Gustavo Ballvé on July 7th, 2016
Corporate Governance, Food for thought, Home

Two noteworthy articles and one notable initiative in Brazilian CG practices nowadays.

One already-missed opportunity: the recent law concerning state-owned companies divides opinions. The article is in Portuguese and Valor hasn’t published an English version, but here goes a two-sentence summary: “Most specialists agree that the law makes it easy for companies to look good “on paper” while failing in practice. In fact, some experts say that the existing Corporate law would suffice if properly enforced…”

(In Brazil, as the reader may know, some laws “catch on” and others don’t, with little difference in practical consequences. This is changing somewhat, but CG is a “soft” enough field to make it more vulnerable to this effect.)

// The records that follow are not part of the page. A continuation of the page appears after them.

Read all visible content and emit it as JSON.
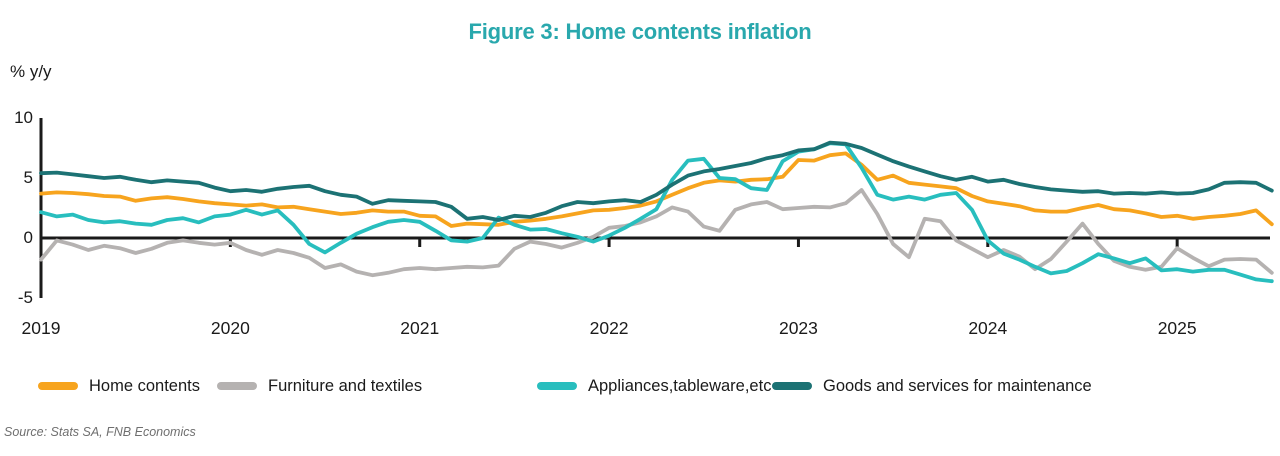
{
  "chart_data": {
    "type": "line",
    "title": "Figure 3: Home contents inflation",
    "title_color": "#29A8AD",
    "ylabel": "% y/y",
    "xlabel": "",
    "x_start": "2019-01",
    "frequency": "monthly",
    "x_tick_labels": [
      "2019",
      "2020",
      "2021",
      "2022",
      "2023",
      "2024",
      "2025"
    ],
    "y_ticks": [
      10,
      5,
      0,
      -5
    ],
    "ylim": [
      -5,
      10
    ],
    "grid": "off",
    "legend_position": "bottom",
    "axis_color": "#1a1a1a",
    "source": "Source: Stats SA, FNB Economics",
    "series": [
      {
        "name": "Home contents",
        "color": "#F7A41E",
        "values": [
          3.7,
          3.8,
          3.75,
          3.65,
          3.5,
          3.45,
          3.1,
          3.3,
          3.4,
          3.25,
          3.05,
          2.9,
          2.8,
          2.7,
          2.8,
          2.55,
          2.6,
          2.4,
          2.2,
          2.0,
          2.1,
          2.3,
          2.2,
          2.2,
          1.85,
          1.8,
          1.0,
          1.2,
          1.15,
          1.1,
          1.35,
          1.45,
          1.6,
          1.8,
          2.05,
          2.3,
          2.35,
          2.5,
          2.7,
          3.05,
          3.6,
          4.15,
          4.6,
          4.8,
          4.7,
          4.85,
          4.9,
          5.1,
          6.5,
          6.45,
          6.9,
          7.05,
          6.1,
          4.85,
          5.2,
          4.6,
          4.45,
          4.3,
          4.15,
          3.5,
          3.05,
          2.85,
          2.65,
          2.3,
          2.2,
          2.2,
          2.5,
          2.75,
          2.4,
          2.3,
          2.05,
          1.75,
          1.85,
          1.6,
          1.75,
          1.85,
          2.0,
          2.3,
          1.15
        ]
      },
      {
        "name": "Furniture and textiles",
        "color": "#B5B2B1",
        "values": [
          -1.8,
          -0.2,
          -0.55,
          -1.0,
          -0.65,
          -0.85,
          -1.25,
          -0.9,
          -0.4,
          -0.2,
          -0.4,
          -0.55,
          -0.4,
          -1.0,
          -1.4,
          -1.0,
          -1.25,
          -1.65,
          -2.5,
          -2.2,
          -2.8,
          -3.1,
          -2.9,
          -2.6,
          -2.5,
          -2.6,
          -2.5,
          -2.4,
          -2.45,
          -2.3,
          -0.9,
          -0.3,
          -0.5,
          -0.8,
          -0.4,
          0.1,
          0.85,
          1.0,
          1.3,
          1.8,
          2.55,
          2.2,
          0.95,
          0.6,
          2.35,
          2.8,
          3.0,
          2.4,
          2.5,
          2.6,
          2.55,
          2.9,
          4.0,
          2.0,
          -0.5,
          -1.6,
          1.6,
          1.4,
          -0.2,
          -0.9,
          -1.6,
          -1.0,
          -1.55,
          -2.6,
          -1.75,
          -0.3,
          1.2,
          -0.5,
          -1.9,
          -2.4,
          -2.65,
          -2.4,
          -0.85,
          -1.65,
          -2.35,
          -1.8,
          -1.75,
          -1.8,
          -2.9
        ]
      },
      {
        "name": "Appliances,tableware,etc",
        "color": "#28BEBE",
        "values": [
          2.15,
          1.8,
          1.95,
          1.5,
          1.3,
          1.4,
          1.2,
          1.1,
          1.5,
          1.65,
          1.3,
          1.8,
          1.95,
          2.35,
          1.95,
          2.3,
          1.1,
          -0.5,
          -1.2,
          -0.4,
          0.35,
          0.9,
          1.35,
          1.5,
          1.35,
          0.6,
          -0.2,
          -0.3,
          0.0,
          1.7,
          1.1,
          0.7,
          0.75,
          0.4,
          0.1,
          -0.3,
          0.2,
          0.85,
          1.6,
          2.4,
          4.85,
          6.45,
          6.6,
          5.0,
          4.9,
          4.15,
          4.0,
          6.4,
          7.2,
          7.4,
          7.9,
          7.8,
          5.85,
          3.6,
          3.2,
          3.45,
          3.2,
          3.6,
          3.75,
          2.35,
          -0.2,
          -1.3,
          -1.8,
          -2.4,
          -2.95,
          -2.75,
          -2.1,
          -1.35,
          -1.7,
          -2.1,
          -1.7,
          -2.7,
          -2.6,
          -2.8,
          -2.65,
          -2.65,
          -3.05,
          -3.45,
          -3.6
        ]
      },
      {
        "name": "Goods and services for maintenance",
        "color": "#1C7274",
        "values": [
          5.4,
          5.45,
          5.3,
          5.15,
          5.0,
          5.1,
          4.85,
          4.65,
          4.8,
          4.7,
          4.6,
          4.2,
          3.9,
          4.0,
          3.85,
          4.1,
          4.25,
          4.35,
          3.9,
          3.6,
          3.45,
          2.85,
          3.15,
          3.1,
          3.05,
          3.0,
          2.6,
          1.6,
          1.75,
          1.5,
          1.85,
          1.75,
          2.1,
          2.65,
          3.0,
          2.9,
          3.05,
          3.15,
          3.0,
          3.6,
          4.45,
          5.2,
          5.55,
          5.75,
          6.0,
          6.25,
          6.65,
          6.9,
          7.3,
          7.4,
          7.95,
          7.85,
          7.5,
          6.95,
          6.4,
          5.95,
          5.55,
          5.15,
          4.85,
          5.1,
          4.7,
          4.85,
          4.5,
          4.25,
          4.05,
          3.95,
          3.85,
          3.9,
          3.7,
          3.75,
          3.7,
          3.8,
          3.7,
          3.75,
          4.05,
          4.6,
          4.65,
          4.6,
          3.95
        ]
      }
    ]
  }
}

One ongoing discussion: the possibility of reforming Novo Mercado (Bovespa’s highest CG listing segment) requirements. A great artible by AMEC president Mauro Cunha highlights the opportunities and risks in these discussions.

Finally, one interesting initiative: the discussion of a voluntary Stewardship Code, inspired by (among others) the UK’s.

Disclosure: I have worked with, and admire, both Mauro Cunha and Isabella Saboya, who are linked to these and past initiatives regarding the improvement of the Brazilian capital markets. As friends we may not agree 100% of the time, but they are Good – and the capital G isn’t a typo.